Other studies also exhibited a positive relationship between higher dietary acid load and risk of hyperuricemia. Dayeon et al. [29], found a 21% higher risk for hyperuricemia in middle-aged and older Korean adults with the highest quartile of PRAL, and a 17% higher risk in NEAP according to the Korean Genome and Epidemiology Study [29]. Another cross-sectional study conducted in German and with 6894 adults also identified a significant association between higher dietary acid load and risk of hyperuricemia [30, 31]. The German adults with lower PRAL were found to have a lower odd for hyperuricemia (OR: 0.60; 95% CI: 0.43, 0.83). Our study was in accord with these findings [30, 31]. Even though these studies were observational design, the effect of the higher dietary acid load on chronic diseases cannot be ignored.

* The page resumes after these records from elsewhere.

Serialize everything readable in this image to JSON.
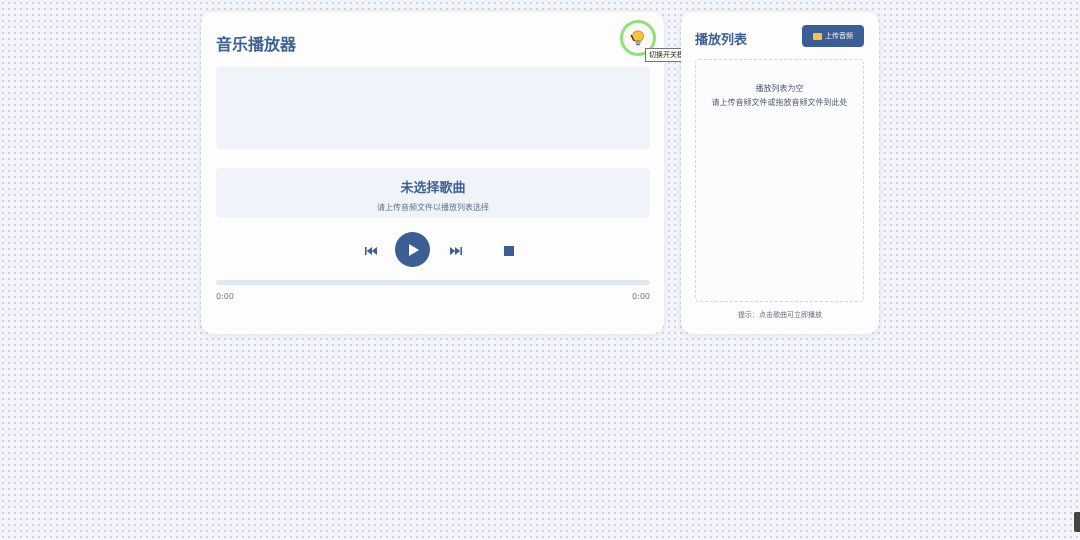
{
  "player": {
    "title": "音乐播放器",
    "theme_tooltip": "切换开关模式",
    "track_title": "未选择歌曲",
    "track_sub": "请上传音频文件以播放列表选择",
    "time_current": "0:00",
    "time_total": "0:00",
    "progress": 0,
    "icons": {
      "theme": "lightbulb-icon",
      "prev": "skip-back-icon",
      "play": "play-icon",
      "next": "skip-forward-icon",
      "stop": "stop-icon"
    }
  },
  "playlist": {
    "title": "播放列表",
    "upload_label": "上传音频",
    "upload_icon": "folder-icon",
    "empty_line1": "播放列表为空",
    "empty_line2": "请上传音频文件或拖放音频文件到此处",
    "hint": "提示：点击歌曲可立即播放"
  },
  "colors": {
    "accent": "#3d5e94",
    "ring": "#8fe07c",
    "background": "#f3f5fa"
  }
}
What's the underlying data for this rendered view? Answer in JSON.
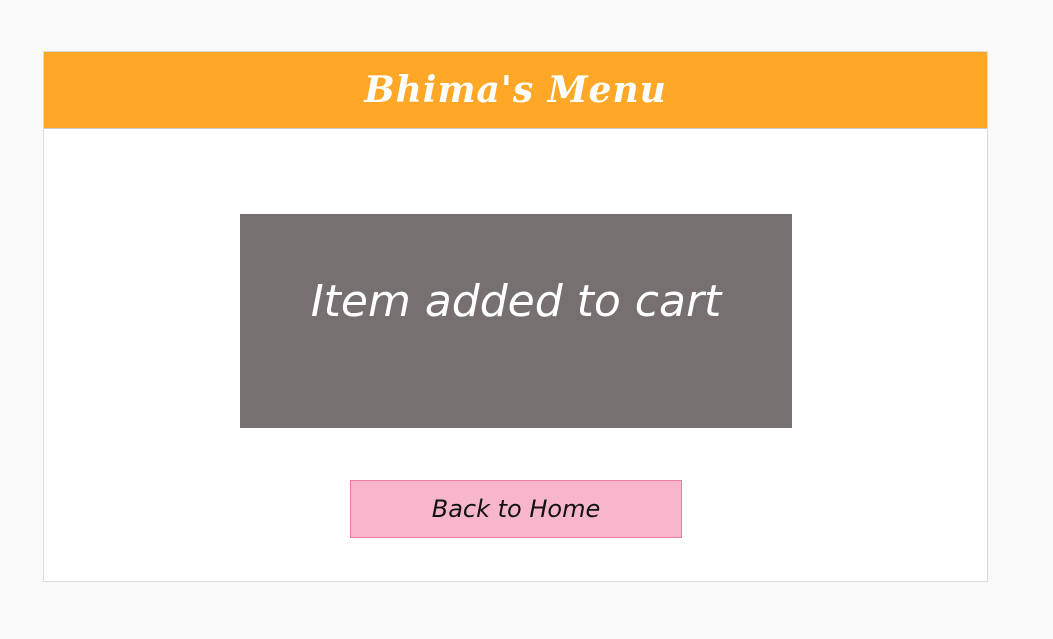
{
  "header": {
    "title": "Bhima's Menu"
  },
  "message": {
    "text": "Item added to cart"
  },
  "actions": {
    "back_label": "Back to Home"
  },
  "colors": {
    "header_bg": "#ffa726",
    "message_bg": "#767170",
    "button_bg": "#f8b6cd",
    "button_border": "#ef7aa4"
  }
}
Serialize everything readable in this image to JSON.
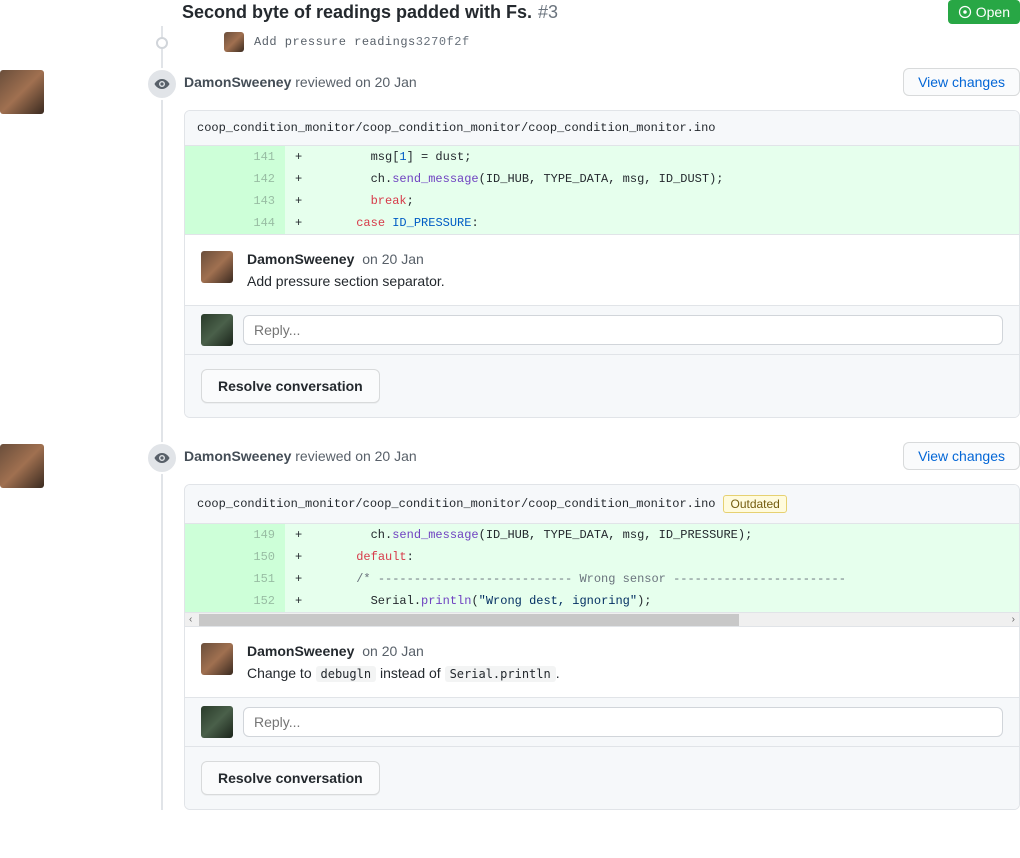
{
  "header": {
    "title": "Second byte of readings padded with Fs.",
    "issue_number": "#3",
    "status": "Open"
  },
  "commit": {
    "message": "Add pressure readings",
    "sha": "3270f2f"
  },
  "common": {
    "view_changes": "View changes",
    "resolve": "Resolve conversation",
    "reply_placeholder": "Reply..."
  },
  "reviews": [
    {
      "reviewer": "DamonSweeney",
      "action": "reviewed",
      "when": "on 20 Jan",
      "file": "coop_condition_monitor/coop_condition_monitor/coop_condition_monitor.ino",
      "outdated": false,
      "scroll": false,
      "lines": [
        {
          "n": 141,
          "html": "        msg[<span class='code-num'>1</span>] = dust;"
        },
        {
          "n": 142,
          "html": "        ch.<span class='code-fn'>send_message</span>(ID_HUB, TYPE_DATA, msg, ID_DUST);"
        },
        {
          "n": 143,
          "html": "        <span class='code-kw'>break</span>;"
        },
        {
          "n": 144,
          "html": "      <span class='code-kw'>case</span> <span class='code-const'>ID_PRESSURE</span>:"
        }
      ],
      "comment": {
        "author": "DamonSweeney",
        "when": "on 20 Jan",
        "text_html": "Add pressure section separator."
      }
    },
    {
      "reviewer": "DamonSweeney",
      "action": "reviewed",
      "when": "on 20 Jan",
      "file": "coop_condition_monitor/coop_condition_monitor/coop_condition_monitor.ino",
      "outdated": true,
      "scroll": true,
      "lines": [
        {
          "n": 149,
          "html": "        ch.<span class='code-fn'>send_message</span>(ID_HUB, TYPE_DATA, msg, ID_PRESSURE);"
        },
        {
          "n": 150,
          "html": "      <span class='code-kw'>default</span>:"
        },
        {
          "n": 151,
          "html": "      <span class='code-com'>/* --------------------------- Wrong sensor ------------------------</span>"
        },
        {
          "n": 152,
          "html": "        Serial.<span class='code-fn'>println</span>(<span class='code-str'>\"Wrong dest, ignoring\"</span>);"
        }
      ],
      "comment": {
        "author": "DamonSweeney",
        "when": "on 20 Jan",
        "text_html": "Change to <span class='code-inline'>debugln</span> instead of <span class='code-inline'>Serial.println</span>."
      }
    }
  ]
}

There are some limitations in this study which should be notably taken into consideration. Firstly, this study was based on case-control design, which cannot avoid biases, such as recalling bias. Food consumption frequency and amount of some kinds of food might exist deviations with reality or error reporting, in particular in the senior citizens who had impaired memory. FFQ including 12 food groups was applied for food consumption survey, while there must be large bias of the estimation of nutrients intake as the nutrients content of specific foods within the same group may vary greatly, causing inaccurate estimates of nutrients. Secondly, a case-control study could only provide clues to the cause of hyperuricemia and cannot draw a causal conclusion. Thirdly, only adult participants were included in this study, indicative of limited extrapolation of the results. Hyperuricemia is commonly acknowledged as a chronic disease. Even though the age of onset of hyperuricemia trends to be younger, the majority of cases are still among adults, especially those middle-aged and elderly group. Fourthly, the dose-response relationship between dietary acid load and hyperuricemia was less understood. Although we gave p-value for trend according to Logistic regression analysis in different group divided by level of dietary acid load, analysis of dose-response relationship was not available as the limited number of participants in this study.

Two aspects should be noted in the future study. The first one is that prospective studies are urgently needed to verify the association between dietary acid load and the risk of hyperuricemia and its possible mechanisms should be also uncovered. The second one is that dose-response relationship between dietary acid load and hyperuricemia should be further studied.

Conclusion

This study based on case-control design identified a significantly positive association between higher dietary acid load and the odds of hyperuricemia in Chinese adults. Both of PRAL and NEAP had consistent results, indicative of advocation of a well-balanced diet in Chinese population. Given the limitation of case-control study, further prospective studies with large population are urgently needed.